This weekend the New York Times put out an article highlighting how small investors are “flee[ing] the stock market.” It’s an interesting piece that highlights some of the complexities of today’s trying economic times. There is no one reason for why people in aggregate are withdrawing money from equities; however, it is clear that each individual reason for this phenomenon can be traced directly to lingering concerns in the wake of the financial crisis.
According to the Times:
Investors withdrew a staggering $33.12 billion from domestic stock market mutual funds in the first seven months of this year, according to the Investment Company Institute, the mutual fund industry trade group. Now many are choosing investments they deem safer, like bonds.
Later on in the article, the Times proceeds to explain how “investors nerves were…frayed by the “flash crash” but I think they glossed over the topic a bit too much. The times did highlight the fact that investors withdrew “$19.1 billion from domestic equity funds in May”; however, they did so without digging a little deeper. Out of the $19.1 billion withdrawn in May, $14 billion (or 73% of the withdrawals) occurred in just one week directly after the Flash Crash. This is a staggering sum.

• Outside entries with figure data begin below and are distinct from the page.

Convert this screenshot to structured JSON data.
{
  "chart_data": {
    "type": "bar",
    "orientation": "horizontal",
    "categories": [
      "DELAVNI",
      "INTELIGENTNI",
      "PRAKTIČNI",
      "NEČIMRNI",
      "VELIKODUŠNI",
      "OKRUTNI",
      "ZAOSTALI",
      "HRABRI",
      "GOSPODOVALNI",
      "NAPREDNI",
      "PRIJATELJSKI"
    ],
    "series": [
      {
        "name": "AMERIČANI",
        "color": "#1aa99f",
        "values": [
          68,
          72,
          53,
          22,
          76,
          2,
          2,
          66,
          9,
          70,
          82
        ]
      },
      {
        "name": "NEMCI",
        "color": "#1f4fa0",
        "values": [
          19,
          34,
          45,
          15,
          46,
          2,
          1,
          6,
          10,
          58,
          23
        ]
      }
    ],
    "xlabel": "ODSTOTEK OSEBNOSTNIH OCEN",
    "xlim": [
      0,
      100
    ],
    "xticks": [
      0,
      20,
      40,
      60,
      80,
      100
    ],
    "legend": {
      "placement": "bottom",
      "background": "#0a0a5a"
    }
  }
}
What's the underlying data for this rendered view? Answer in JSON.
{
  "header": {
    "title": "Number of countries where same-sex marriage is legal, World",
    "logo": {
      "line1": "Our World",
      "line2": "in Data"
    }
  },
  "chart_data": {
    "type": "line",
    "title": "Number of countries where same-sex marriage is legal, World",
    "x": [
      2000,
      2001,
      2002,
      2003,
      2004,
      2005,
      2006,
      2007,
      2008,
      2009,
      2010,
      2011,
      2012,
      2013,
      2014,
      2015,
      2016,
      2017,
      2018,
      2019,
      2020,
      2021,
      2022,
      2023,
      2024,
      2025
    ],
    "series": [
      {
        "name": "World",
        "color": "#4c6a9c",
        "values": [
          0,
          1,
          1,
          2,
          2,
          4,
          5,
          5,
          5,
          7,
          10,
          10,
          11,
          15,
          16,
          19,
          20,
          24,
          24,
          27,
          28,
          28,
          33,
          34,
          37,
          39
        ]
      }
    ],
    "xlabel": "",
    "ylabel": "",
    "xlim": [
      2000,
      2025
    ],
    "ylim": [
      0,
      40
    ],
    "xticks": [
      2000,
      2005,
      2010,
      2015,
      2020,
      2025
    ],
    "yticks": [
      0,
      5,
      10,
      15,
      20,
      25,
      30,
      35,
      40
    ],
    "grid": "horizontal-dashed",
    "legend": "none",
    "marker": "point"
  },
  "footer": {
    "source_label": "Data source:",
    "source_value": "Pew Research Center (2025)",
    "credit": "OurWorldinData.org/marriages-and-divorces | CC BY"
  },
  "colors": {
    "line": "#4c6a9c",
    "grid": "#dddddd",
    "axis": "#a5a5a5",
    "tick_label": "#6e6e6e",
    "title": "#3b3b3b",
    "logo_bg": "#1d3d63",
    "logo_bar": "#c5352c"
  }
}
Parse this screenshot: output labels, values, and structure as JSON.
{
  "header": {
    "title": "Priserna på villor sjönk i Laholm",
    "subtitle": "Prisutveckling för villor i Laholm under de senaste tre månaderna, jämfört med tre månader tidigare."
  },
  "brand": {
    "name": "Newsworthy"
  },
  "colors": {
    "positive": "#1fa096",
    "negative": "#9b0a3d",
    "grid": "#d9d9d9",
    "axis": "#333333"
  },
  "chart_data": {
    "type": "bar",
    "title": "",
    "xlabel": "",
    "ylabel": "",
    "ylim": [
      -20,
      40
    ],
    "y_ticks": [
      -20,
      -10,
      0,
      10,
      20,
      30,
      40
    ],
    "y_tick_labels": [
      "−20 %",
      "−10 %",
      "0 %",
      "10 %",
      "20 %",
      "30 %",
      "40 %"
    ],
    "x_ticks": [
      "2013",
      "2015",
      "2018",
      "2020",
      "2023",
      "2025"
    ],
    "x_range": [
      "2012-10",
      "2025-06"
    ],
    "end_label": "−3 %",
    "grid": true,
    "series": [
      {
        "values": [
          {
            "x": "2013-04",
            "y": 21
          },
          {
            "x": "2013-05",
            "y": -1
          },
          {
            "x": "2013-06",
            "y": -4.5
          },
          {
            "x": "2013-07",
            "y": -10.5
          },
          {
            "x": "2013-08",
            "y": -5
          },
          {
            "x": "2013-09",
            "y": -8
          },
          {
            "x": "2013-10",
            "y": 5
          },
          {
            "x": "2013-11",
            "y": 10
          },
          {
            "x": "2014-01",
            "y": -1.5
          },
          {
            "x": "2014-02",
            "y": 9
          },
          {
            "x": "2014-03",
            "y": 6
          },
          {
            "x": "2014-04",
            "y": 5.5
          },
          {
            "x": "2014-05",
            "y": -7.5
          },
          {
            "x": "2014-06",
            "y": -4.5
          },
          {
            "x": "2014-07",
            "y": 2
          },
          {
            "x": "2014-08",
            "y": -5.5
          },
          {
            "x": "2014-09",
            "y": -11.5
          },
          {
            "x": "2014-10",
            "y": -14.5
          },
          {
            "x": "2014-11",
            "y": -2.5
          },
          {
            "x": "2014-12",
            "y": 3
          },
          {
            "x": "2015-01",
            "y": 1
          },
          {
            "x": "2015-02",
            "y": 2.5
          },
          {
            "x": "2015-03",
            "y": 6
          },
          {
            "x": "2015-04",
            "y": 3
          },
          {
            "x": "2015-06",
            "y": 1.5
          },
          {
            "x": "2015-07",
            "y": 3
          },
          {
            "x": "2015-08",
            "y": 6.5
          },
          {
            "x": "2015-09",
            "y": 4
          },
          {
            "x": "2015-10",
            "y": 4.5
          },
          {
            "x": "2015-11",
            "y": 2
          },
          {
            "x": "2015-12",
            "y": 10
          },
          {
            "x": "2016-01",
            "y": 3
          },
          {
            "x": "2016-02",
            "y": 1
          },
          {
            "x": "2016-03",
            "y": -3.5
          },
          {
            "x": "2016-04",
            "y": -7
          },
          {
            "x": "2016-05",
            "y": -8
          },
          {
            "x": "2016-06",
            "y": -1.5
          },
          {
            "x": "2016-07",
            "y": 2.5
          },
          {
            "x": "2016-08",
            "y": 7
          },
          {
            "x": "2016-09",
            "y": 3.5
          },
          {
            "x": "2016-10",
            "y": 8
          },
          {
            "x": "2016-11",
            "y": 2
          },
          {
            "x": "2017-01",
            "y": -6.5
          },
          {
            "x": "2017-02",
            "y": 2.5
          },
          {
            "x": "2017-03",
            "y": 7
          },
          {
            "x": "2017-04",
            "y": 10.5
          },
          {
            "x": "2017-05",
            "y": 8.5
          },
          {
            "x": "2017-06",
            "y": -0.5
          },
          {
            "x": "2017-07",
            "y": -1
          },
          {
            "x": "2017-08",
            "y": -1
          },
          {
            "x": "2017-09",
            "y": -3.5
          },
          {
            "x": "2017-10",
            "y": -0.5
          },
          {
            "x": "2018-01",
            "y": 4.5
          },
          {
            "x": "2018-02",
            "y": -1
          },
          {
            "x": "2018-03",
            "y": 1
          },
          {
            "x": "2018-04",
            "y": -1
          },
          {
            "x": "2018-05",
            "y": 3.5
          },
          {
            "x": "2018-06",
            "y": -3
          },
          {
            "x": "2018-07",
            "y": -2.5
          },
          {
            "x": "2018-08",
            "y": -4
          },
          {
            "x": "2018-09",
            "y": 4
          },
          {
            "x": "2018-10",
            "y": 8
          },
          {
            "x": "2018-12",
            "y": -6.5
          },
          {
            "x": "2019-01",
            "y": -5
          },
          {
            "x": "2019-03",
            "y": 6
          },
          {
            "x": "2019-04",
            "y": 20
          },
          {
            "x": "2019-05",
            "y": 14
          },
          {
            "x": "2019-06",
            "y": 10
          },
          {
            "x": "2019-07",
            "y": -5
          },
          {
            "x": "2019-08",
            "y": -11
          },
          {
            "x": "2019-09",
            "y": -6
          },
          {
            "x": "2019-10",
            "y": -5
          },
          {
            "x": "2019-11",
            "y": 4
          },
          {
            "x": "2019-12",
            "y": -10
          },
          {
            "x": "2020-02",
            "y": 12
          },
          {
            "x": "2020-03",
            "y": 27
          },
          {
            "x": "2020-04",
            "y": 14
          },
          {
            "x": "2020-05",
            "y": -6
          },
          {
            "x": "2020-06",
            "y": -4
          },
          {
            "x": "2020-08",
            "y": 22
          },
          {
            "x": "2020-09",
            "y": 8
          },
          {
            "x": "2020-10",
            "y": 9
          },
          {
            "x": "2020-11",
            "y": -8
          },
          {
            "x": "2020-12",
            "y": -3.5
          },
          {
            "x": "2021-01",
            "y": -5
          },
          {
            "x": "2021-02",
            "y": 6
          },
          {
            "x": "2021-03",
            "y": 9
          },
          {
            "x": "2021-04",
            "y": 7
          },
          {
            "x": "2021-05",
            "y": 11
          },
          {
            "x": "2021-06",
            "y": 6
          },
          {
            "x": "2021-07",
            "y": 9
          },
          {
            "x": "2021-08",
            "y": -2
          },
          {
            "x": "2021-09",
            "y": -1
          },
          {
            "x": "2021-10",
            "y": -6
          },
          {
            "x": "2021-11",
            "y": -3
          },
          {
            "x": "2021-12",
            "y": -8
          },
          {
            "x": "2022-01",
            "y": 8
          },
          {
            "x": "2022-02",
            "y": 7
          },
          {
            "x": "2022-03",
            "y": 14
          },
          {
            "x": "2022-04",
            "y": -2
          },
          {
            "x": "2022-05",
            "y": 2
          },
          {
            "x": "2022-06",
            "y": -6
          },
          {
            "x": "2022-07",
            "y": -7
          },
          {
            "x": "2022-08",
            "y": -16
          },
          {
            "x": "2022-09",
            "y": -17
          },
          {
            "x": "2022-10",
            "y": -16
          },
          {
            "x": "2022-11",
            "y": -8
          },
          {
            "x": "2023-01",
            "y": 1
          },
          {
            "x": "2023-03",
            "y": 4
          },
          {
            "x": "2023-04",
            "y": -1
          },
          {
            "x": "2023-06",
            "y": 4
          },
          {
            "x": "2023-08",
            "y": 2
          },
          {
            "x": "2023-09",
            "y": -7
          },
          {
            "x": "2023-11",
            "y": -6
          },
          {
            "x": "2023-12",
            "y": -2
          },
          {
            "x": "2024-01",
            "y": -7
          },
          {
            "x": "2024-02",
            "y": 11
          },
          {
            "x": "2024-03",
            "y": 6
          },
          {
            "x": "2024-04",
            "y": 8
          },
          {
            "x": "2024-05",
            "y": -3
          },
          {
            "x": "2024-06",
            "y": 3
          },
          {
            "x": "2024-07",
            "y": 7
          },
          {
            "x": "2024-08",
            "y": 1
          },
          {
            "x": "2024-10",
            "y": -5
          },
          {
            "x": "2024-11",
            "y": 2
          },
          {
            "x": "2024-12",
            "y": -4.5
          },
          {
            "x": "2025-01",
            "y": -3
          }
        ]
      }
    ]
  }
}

I have argued that the Flash Crash was a major catalyst behind the “unusual uncertainty” and recent volatility spike in the stock market. Sure volatility was picking up amidst the European crisis, and even before the Flash Crash went from down day to consequential event on May 6th, markets were taking an intraday beating. Yet a strong pullback should not come unexpected after an 80+% rally from lows to highs in equity markets over the past year.
To many, seeing their money instantaneously disappear then reappear was a shocking and unnerving event. It gave many a frightening demonstration of the fact that in equities, money can in fact be lost rather quickly. This helps explain why money continues to pile into corporate bond funds despite macro uncertainty. Individuals want exposure to some kind of long-run returns, but do not want that exposure at risk of losing a substantial portion of their wealth. Especially with hardship withdrawals from 401(k)s on the rise. Americans understandably are more risk averse than in years past.
The New York Times offered the following observation about individual investors:
One of the phenomena of the last several decades has been the rise of the individual investor. As Americans have become more responsible for their own retirement, they have poured money into stocks with such faith that half of the country’s households now own shares directly or through mutual funds, which are by far the most popular way Americans invest in stocks. So the turnabout is striking.
I get the impression that in talking with many who grew up, matured and earned the majority of their living between the 1960s and 2000s that the stock market moving higher had been accepted as a given. People believed in the stock market as a vehicle on the path to personal financial success with returns averaging double-digit percentage gains per year. Between the dual bubbles over the past 10 or so years, that sentiment has slowly shifted to where it is now. While many still understand and believe in the stock market as a vehicle for wealth, there is a far deeper acknowledgment of the risk element inherent in equities. A monthly chart of the S&P clearly highlights the lack of returns in equity markets over the past decade:
One problem I see with equities at this point in time is that everyone wants to buy a sure thing. Not only that, everyone wants to be “in the money” the second in which they place an investment. Such an expectation was nearly practical in the past half-century, but is far more difficult today. That’s not necessarily a good or bad thing, it simply is. Investment is an inherently uncertain endeavor and that is exactly why investors are paid a reward for making investments. One of the key drivers behind the stock market expansion in the post-World War II era has been a willingness to embrace this uncertainty in the quest for opportunity.
This phenomenon further explains the transition to bonds. While bonds offer lower returns, people are far more confident in their return of capital, which justifies the lower level of reward relative to equities. One element that I, as an investor, find intriguing about the NY Times article is the contrarian indicator factor. Typically when an investment vehicle completely loses favor is exactly the time in which the potential returns are greatest. Sure the macro landscape looks “unusually uncertain,” but at the same time, corporate balance sheets look incredibly attractive, yields on Dow stocks are exceeding those of Treasuries, and dynamic growth and innovation are changing the ways in which we store, process and consume information. With the uptick in M&A, as well as IPO filings over the past two weeks, it seems that some still understand this concept. Afterall, it is one of the core tenets of Benjamin Graham’s time-tested value investing strategy: buy into the Bear to sell into the Bull.